Handicapés par ce mal incurable, ils sont les proies faciles de ceux qui profitent sans se priver le moins du monde de leur naïveté. Ainsi, dès leur arrivée sur cette terre promise, les voilà qui offrent des loyers mirobolants, dignes des contes des Mille et une nuit, à des propriétaires avides qui n’en demandaient pas tant. Les voilà qui mangent tout et n’importe quoi du moment que la marchandise proposée est garantie locale. Les voilà qui approuvent sans aucune hésitation le mensonge, la mauvaise foi et la tricherie au nom de je ne sais quelle équité. Pour eux, la raison du plus pauvre est toujours la meilleure. Mais, de fait, ils ne se demandent jamais pourquoi ces pauvres, justement, le sont encore après tant d’années ?

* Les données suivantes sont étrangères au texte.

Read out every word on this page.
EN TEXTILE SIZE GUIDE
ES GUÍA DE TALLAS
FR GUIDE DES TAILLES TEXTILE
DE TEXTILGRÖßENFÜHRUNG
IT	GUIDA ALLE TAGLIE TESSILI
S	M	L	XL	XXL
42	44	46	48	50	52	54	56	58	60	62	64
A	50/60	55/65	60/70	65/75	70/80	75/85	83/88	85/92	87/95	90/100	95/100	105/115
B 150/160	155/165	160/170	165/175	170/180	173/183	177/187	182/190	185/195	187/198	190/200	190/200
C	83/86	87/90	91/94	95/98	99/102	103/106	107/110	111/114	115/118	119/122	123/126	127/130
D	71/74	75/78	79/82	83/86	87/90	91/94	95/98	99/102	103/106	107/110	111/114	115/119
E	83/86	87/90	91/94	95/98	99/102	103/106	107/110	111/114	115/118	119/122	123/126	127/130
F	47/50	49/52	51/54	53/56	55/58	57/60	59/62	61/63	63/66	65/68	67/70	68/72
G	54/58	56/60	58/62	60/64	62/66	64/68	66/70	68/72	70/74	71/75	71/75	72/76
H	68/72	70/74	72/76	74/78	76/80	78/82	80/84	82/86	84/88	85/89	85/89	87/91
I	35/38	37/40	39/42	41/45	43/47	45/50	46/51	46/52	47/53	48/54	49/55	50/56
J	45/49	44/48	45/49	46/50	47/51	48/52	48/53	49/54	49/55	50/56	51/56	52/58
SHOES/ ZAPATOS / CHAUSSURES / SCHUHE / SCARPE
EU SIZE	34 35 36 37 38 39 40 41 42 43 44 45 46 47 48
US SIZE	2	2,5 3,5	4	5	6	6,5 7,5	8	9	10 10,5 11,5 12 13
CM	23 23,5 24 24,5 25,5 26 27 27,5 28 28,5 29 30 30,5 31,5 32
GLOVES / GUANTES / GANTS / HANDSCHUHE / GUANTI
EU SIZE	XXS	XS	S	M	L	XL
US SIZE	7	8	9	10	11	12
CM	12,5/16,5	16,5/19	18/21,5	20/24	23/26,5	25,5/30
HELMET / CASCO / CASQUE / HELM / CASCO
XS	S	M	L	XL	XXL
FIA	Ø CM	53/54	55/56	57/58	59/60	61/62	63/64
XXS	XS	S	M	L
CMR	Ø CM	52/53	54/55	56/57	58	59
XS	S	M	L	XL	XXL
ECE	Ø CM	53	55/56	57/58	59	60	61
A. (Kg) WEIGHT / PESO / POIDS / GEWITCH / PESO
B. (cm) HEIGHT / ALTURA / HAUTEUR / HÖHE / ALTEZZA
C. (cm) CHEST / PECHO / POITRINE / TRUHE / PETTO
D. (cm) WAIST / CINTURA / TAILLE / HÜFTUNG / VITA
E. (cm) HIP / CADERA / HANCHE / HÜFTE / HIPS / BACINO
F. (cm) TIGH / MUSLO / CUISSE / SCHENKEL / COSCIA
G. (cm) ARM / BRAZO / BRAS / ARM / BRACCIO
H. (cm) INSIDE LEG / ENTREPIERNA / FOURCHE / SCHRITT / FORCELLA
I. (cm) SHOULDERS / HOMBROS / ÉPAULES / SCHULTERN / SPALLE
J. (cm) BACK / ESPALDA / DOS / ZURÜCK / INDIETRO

Et puis, leur séjour prenant fin, ils finissent par rentrer chez eux, dans ce pays si laid, si injuste et cruel où ils se sont finalement acheté une maison pour goûter un repos bien mérité. Bien sûr, certains continueront à s’informer du destin de ceux qu’ils ont connus quelques mois, quelques années, en ne manquant aucun épisode de la grande fiction audiovisuelle.
Pendant ce temps, les affaires continuent. A l’étage du dessus les monarques organisent d’agréables petites parties réservées à la grande famille et à quelques privilégiés soigneusement triés sur le volet. Au sous-sol, le Peuple d’en bas apporte un soin tout particulier pour mettre en pratique les consignes rigoureuses des petits Goebbels de la propagande.
Côté création, il y a bien longtemps que le clown de chez Mc Donald et les ersatz de pitoyables académies télévisées ont remplacés Omar Khayyam. Une autre colonisation s’est installée, plus sournoise et certainement plus implacable que la précédente. La précédente qui avait au moins les excuses de l’évangélisation, le progrès ou de l’amélioration des conditions sanitaires et sociales. L’unique but de cette nouvelle colonisation est évidemment le profit immédiat, mais cette fois-ci, sans aucun alibi. 
Cette société à deux vitesses ne date, hélas, pas d’aujourd’hui et son unique moyen de fonctionner et de perdurer reste l’ignorance.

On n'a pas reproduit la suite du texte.